Q What is the Helios video generation model?
A Helios is a 14B autoregressive diffusion model for real-time long-form video generation, capable of running at 19.5 FPS on a single NVIDIA H100 GPU. It supports text-to-video (T2V), image-to-video (I2V), and video-to-video (V2V) tasks with a unified input representation. Helios achieves minute-scale generation while matching the quality of strong baselines without relying on common acceleration techniques.
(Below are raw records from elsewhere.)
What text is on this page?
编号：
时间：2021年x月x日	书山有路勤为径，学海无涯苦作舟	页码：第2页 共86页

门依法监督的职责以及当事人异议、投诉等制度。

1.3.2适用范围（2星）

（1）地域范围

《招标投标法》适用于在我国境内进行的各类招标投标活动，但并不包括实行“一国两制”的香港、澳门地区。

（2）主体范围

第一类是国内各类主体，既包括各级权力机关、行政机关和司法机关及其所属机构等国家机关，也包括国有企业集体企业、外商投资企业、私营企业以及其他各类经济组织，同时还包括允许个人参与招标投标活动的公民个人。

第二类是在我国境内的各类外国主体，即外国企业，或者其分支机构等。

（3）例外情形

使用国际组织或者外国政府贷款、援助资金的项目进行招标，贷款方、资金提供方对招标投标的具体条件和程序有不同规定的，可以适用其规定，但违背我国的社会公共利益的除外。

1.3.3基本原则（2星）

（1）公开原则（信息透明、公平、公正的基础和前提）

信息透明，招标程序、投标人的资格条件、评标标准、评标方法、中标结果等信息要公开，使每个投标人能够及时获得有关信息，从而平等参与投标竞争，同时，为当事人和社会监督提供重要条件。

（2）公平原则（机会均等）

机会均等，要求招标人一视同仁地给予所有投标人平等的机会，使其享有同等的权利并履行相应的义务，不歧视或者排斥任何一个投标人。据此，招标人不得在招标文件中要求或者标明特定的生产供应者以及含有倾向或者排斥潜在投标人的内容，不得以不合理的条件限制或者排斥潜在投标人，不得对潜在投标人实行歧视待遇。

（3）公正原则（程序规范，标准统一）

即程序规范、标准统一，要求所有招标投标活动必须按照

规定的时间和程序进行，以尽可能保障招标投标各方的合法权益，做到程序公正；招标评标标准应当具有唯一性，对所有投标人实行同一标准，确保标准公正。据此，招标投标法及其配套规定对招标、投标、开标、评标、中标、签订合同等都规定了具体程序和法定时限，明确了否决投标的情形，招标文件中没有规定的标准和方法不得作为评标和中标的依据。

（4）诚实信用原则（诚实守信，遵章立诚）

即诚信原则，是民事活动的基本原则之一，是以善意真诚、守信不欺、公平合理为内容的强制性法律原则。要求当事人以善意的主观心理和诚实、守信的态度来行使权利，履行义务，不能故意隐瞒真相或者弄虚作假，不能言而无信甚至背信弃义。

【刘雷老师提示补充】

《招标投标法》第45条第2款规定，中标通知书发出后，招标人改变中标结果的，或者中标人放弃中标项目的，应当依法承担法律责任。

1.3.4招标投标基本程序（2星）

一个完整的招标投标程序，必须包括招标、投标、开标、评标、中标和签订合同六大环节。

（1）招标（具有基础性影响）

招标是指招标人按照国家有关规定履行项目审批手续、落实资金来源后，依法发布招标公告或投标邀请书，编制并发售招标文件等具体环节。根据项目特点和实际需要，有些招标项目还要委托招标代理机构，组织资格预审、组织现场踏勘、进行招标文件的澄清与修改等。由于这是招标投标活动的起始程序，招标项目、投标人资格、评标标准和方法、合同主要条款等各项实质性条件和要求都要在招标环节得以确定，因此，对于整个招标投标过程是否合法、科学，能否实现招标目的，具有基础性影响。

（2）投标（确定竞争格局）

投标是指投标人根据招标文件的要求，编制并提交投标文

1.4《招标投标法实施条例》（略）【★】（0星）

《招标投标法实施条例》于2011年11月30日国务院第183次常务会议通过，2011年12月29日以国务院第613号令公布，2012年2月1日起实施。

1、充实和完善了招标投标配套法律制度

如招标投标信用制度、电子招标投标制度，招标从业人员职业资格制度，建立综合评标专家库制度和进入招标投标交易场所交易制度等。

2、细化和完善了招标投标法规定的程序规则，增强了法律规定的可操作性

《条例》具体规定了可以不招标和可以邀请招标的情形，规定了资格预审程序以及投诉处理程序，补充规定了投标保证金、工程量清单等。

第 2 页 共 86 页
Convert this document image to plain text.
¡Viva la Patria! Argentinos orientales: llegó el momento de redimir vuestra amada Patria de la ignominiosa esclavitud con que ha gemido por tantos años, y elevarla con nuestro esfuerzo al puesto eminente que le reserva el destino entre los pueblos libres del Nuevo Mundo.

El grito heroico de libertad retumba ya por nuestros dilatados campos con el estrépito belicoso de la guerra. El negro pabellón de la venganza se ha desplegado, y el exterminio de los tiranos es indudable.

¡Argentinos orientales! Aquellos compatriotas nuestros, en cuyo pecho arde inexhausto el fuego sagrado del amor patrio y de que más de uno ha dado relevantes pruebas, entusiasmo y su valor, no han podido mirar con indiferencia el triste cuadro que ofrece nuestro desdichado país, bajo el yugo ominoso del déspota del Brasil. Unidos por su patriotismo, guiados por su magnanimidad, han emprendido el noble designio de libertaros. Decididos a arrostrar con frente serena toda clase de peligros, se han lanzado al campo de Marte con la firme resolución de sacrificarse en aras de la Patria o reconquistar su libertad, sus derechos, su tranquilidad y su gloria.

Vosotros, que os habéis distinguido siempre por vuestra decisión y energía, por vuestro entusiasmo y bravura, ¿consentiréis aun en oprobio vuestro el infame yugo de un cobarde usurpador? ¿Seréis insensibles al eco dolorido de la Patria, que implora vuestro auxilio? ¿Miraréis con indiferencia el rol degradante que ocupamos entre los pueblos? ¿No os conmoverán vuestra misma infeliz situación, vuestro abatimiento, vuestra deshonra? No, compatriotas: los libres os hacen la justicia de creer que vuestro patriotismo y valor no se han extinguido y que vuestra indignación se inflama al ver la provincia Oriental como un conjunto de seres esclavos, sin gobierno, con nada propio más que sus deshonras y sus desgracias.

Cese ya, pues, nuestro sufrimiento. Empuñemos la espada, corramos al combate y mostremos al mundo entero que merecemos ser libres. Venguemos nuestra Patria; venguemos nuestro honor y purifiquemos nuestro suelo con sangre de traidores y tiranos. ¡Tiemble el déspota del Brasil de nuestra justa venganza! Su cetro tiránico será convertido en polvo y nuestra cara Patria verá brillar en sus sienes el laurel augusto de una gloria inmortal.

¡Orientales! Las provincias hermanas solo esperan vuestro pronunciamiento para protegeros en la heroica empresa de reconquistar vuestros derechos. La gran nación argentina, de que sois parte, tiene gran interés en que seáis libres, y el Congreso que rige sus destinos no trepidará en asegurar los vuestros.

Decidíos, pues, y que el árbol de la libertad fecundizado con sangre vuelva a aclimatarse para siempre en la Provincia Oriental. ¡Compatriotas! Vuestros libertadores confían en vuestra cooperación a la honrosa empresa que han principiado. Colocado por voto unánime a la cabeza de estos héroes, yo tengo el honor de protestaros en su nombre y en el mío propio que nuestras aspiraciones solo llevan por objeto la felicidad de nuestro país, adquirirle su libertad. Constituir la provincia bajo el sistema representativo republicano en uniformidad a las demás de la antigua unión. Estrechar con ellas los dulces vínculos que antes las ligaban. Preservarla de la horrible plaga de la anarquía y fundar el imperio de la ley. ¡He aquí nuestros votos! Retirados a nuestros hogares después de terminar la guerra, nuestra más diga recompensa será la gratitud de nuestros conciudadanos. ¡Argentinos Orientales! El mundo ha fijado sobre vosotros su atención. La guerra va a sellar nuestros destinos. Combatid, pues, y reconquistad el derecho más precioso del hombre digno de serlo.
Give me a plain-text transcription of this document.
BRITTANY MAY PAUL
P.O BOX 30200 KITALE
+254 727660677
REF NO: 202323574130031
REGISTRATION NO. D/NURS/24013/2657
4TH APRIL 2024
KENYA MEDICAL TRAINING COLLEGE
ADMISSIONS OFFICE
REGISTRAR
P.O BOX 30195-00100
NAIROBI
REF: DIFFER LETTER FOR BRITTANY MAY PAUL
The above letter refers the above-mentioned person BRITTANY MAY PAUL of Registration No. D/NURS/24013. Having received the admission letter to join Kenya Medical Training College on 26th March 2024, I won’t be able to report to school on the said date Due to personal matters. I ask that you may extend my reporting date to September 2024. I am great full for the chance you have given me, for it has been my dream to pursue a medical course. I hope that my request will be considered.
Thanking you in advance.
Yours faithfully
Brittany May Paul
Q Can Helios generate minute-scale videos?
A Yes, Helios supports minute-scale video generation. It is designed for long-video generation, using an autoregressive approach that generates 33 frames per chunk for optimal performance.
Q How does Helios avoid long-video drifting without KV-cache?
A Helios avoids long-video drifting through simple yet effective training strategies that explicitly simulate typical drifting failure modes during training, eliminating repetitive motion at its source. It achieves robustness without commonly used anti-drifting heuristics like self-forcing, error-banks, or keyframe sampling, and without standard techniques such as KV-cache.
Q How does Helios compare to Sora 2 or Veo 3.1?
A Helios outperforms existing distilled models in both short- and long-video benchmarks while matching base model performance, and it is substantially faster than models of similar scale on a single H100 GPU, achieving 19.5 FPS end-to-end throughput. Search results do not provide direct comparisons to Sora 2 or Veo 3.1.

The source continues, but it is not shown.